Introduction
As the El Niño phenomenon intensifies in 2023, climatological and precipitation data have become fundamental in deciphering its impact on weather patterns and climate dynamics in global or regional scales. In terms of precipitation data, two globally recognized datasets come to the forefront: CHIRPS (Climate Hazards Group InfraRed Precipitation with Station) by USGS and IMERGE (Integrated Multi-satellitE Retrievals for GPM) developed by NASA, where GPM denotes the Global Precipitation Measurement mission. This mission employs a network of satellites to deliver comprehensive global rainfall estimates. Though these products are suitable for global models, they aren’t specifically tailored for South American scenarios.
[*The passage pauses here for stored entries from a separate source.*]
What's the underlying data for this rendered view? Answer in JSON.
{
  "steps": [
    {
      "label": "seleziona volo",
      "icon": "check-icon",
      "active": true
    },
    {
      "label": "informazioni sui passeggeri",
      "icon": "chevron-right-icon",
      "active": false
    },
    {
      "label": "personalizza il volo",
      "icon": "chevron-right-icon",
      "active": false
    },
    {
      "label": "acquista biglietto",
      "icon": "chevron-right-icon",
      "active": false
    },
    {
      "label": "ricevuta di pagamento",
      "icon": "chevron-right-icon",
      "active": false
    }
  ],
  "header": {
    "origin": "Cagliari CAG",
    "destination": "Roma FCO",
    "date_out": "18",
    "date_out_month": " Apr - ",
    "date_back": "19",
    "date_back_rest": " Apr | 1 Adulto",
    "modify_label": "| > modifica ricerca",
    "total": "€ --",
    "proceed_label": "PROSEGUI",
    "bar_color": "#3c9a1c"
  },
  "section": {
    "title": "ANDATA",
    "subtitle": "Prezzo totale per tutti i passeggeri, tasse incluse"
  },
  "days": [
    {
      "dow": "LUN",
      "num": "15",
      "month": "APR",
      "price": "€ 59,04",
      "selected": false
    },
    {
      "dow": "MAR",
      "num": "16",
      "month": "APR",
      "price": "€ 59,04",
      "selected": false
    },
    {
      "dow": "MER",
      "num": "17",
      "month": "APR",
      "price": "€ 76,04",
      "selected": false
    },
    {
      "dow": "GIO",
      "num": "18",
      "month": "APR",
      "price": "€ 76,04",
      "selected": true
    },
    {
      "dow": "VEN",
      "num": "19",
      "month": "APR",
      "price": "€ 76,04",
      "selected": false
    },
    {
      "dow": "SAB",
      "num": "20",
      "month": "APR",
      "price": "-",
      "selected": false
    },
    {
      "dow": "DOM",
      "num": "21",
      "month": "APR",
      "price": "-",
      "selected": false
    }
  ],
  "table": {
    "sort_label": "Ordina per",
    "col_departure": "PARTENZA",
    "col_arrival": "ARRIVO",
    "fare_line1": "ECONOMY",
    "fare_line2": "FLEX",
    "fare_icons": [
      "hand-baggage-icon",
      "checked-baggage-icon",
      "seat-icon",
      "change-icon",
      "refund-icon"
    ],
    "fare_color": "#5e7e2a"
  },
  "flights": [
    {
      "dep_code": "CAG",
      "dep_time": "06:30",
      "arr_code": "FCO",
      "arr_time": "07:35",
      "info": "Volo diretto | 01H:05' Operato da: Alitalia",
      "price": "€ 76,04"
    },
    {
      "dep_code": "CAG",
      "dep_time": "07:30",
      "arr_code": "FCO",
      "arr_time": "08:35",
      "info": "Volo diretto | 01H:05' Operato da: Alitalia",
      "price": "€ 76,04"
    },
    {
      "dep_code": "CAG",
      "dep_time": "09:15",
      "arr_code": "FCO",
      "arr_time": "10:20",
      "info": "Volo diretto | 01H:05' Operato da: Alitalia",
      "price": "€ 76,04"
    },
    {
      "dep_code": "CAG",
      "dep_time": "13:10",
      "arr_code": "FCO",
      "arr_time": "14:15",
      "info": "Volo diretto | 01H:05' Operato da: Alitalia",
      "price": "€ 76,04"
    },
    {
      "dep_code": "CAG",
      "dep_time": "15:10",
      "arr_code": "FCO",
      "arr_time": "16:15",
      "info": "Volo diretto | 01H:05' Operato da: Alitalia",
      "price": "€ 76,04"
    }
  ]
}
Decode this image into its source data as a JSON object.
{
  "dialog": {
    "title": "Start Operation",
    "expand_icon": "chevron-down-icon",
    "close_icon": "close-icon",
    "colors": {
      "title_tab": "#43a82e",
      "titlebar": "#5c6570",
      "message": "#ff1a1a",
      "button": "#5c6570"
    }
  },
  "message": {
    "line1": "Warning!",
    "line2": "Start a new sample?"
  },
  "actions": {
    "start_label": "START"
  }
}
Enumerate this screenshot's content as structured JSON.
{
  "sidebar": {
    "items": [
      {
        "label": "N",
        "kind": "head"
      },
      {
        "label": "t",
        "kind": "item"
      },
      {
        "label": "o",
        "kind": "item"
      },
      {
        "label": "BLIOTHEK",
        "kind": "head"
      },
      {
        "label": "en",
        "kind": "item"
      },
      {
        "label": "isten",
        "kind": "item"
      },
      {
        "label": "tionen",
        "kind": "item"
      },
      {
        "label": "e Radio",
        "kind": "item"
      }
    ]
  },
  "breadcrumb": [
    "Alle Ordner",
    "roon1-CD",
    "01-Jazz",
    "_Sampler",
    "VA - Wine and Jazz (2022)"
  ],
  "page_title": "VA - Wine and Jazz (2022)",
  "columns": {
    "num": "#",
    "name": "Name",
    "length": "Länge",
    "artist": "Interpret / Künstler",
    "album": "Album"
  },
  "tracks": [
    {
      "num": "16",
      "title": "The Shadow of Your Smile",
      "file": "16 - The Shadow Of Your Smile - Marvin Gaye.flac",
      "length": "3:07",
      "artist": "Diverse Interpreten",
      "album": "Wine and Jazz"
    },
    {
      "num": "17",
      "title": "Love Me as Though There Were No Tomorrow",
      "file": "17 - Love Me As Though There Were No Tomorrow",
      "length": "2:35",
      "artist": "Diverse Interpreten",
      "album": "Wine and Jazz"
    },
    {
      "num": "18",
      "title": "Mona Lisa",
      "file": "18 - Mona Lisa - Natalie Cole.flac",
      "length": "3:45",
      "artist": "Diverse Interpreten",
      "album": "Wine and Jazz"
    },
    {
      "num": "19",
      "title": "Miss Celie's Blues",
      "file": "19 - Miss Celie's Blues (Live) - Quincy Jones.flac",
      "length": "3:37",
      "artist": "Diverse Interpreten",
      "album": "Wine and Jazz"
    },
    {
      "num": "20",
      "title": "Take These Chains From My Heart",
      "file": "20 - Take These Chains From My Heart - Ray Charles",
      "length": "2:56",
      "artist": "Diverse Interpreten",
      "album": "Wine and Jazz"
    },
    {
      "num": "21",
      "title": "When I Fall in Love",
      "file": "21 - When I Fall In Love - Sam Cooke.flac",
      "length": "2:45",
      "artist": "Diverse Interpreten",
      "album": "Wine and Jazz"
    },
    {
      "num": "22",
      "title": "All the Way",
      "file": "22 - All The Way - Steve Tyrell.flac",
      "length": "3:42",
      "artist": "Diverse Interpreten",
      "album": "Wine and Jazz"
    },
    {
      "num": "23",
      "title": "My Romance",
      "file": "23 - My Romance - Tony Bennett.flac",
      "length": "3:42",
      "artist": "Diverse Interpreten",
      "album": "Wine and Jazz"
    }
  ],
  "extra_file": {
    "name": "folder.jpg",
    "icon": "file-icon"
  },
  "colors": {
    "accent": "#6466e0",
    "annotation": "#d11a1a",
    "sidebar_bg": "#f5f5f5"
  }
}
In this context, the Brazilian National Institute for Space Research (INPE) offers daily precipitation raster data specifically calibrated for South America. This product, known as MERGE, relies on the IMERGE/GPM model but benefits from calibration against thousands of in-situ rain gauges to ensure unbiased results (Rozante et al. 2010, Rozante et al. 2020). INPE also provides additional climatological data, including monthly averages, daily averages, and more.
Figure 1 depicts the total precipitation in South America for 2015 (left), a year with a strong El Niño phenomenon, and the precipitation anomaly in comparison to the previous year when no El Niño was present (right).
We can note from the figure a large area with negative anomaly, specially in the Amazon biome, with up to 2,000 mm less rain when compared to the previous year.
These resources present immense value for diverse applications including watershed and reservoir management, monitoring of critical events, and precision agriculture. Nevertheless, the intricacies involved in downloading and manipulating these datasets often hinder their effective utilization, limiting their use mostly to meteorologists and leaving other professionals like hydrologists and agricultural specialists under-equipped. This was a challenge observed within my organization (ANA) where hydrologists and engineers often struggle to access rainfall data for specific basins.
Addressing this challenge, this article aims to guide readers on how to efficiently download and manipulate these data using the merge-downloader
package, opening the door for broader interdisciplinary usage and insights.
Installation
The merge-downloader
is an unofficial library developed to make it easier accessing data from INPE and the source-code is available at: https://github.com/cordmaur/merge-downloader.
The installation of the Python libraries required for geospatial applications can be daunting sometimes, so I strongly suggest using docker instead. I’ve already covered this topic in previous stories published here in TDS:
- Configuring a Minimal Docker Image for Spatial Analysis with Python
- Why You Should Use Devcontainers for Your Geospatial Development
A docker image is already available on Docker Hub and the installation can be done with the following commands in a shell prompt.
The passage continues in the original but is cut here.